III. L'émancipation de l'Égypte de la tutelle ottomane et le désir d'expansion
A) La campagne d'Arabie
Après avoir consolider la construction interne se son pays, Méhémet-Ali va chercher à faire de
celui-ci un vaste empire émancipé de l'Empire ottoman. Ainsi dès 1811, son armée, dirigée par son
fils Ahmad Tosson, part combattre, au nom du Sultan Mahmud II, les Wahhâbittes d'Arabie qui
occupaient les villes saintes depuis le début du siècle. Il récupère, l'année suivante, les villes saintes
de Médine et de la Mecque mais poursuit son combat à travers une deuxième campagne qui dure
jusqu'en janvier 1815, date à laquelle il soumet les Wahhâbittes à Koulakh et impose un traité
humiliant à leur chef, Abdallah. Enfin, en 1816, après la mort de son fils Ahmad Tosson, Méhémet-
Ali, secondé d'Ibrahim Pacha, un autre de ses fils, anéanti ce qu'il reste des Wahhâbittes et de leur
pouvoir et rentre enfin au Caire, triomphant, en 1819. Sa puissance ainsi affirmé, le Pacha peut se
lancer dans des conquêtes plus personnelles, avec pour motivation l'expansion de son empire.
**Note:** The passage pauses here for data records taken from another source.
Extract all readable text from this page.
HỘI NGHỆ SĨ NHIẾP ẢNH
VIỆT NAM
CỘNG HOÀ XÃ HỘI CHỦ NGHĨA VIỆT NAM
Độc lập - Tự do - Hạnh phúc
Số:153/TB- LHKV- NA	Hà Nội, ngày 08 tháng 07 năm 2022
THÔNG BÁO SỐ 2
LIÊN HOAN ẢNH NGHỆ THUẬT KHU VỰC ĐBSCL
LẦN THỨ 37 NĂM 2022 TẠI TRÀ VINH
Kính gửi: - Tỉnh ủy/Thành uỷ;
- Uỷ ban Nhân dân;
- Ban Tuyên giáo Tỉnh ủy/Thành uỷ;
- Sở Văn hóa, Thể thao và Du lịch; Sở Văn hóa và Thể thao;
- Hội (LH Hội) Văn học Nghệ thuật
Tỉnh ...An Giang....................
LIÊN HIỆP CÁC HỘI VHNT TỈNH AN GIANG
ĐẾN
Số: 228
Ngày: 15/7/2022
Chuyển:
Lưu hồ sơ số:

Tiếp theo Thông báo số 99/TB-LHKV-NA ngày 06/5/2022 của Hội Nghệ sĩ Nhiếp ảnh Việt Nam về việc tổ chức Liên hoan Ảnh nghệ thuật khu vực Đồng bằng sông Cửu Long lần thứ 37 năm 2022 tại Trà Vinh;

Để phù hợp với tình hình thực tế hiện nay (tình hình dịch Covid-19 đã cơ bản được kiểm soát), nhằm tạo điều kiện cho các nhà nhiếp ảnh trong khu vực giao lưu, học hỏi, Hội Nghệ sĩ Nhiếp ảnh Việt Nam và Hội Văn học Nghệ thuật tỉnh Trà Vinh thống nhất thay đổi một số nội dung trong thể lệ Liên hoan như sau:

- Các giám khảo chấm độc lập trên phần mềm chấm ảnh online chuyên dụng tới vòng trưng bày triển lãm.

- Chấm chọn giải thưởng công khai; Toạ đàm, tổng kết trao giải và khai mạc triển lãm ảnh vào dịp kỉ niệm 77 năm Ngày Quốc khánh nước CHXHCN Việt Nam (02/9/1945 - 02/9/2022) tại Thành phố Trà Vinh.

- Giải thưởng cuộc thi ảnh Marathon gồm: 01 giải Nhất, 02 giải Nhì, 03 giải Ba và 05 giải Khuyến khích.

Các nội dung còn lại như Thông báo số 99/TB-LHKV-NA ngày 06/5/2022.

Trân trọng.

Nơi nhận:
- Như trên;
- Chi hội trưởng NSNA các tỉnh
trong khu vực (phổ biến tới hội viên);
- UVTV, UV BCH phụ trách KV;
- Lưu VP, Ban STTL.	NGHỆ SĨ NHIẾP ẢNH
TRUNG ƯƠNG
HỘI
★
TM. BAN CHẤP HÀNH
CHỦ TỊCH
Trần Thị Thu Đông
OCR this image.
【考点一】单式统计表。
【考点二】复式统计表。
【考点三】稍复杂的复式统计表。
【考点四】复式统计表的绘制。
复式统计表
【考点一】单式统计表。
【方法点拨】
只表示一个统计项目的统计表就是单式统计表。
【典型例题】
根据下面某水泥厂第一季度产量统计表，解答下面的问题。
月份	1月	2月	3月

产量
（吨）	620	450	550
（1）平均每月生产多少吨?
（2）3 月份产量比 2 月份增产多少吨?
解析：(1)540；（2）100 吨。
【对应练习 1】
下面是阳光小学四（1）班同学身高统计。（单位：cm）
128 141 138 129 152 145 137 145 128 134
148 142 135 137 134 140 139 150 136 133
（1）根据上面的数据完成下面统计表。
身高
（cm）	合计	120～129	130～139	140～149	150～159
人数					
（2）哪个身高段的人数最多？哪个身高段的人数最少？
B) La campagne de Nubie et du Soudan
Une fois la campagne d'Arabie achevée, Méhémet-Ali poursuit son action vers la Haute-Égypte,
et plus particulièrement le Soudan et la Nubie dont son armée, dirigée cette fois par son fils Ismâ'il,
s'empare en 1820, avec la bataille de Shayqiya, et en 1822 avec la prise de la ville de Kordofan au
Soudan. Le Pacha installe alors son autorité sur le pays conquis et fait de Khartoum la capitale de
celui-ci.
Le but de Méhémet-Ali est ici de contrôler le cours supèrieur du Nil et les caravanes venant
d'Afrique centrale, de mettre la main sur les mines locales, de fournir son armée en esclaves noirs et
enfin, d'éliminer les derniers Mamlûks qui avaient pu s'échapper.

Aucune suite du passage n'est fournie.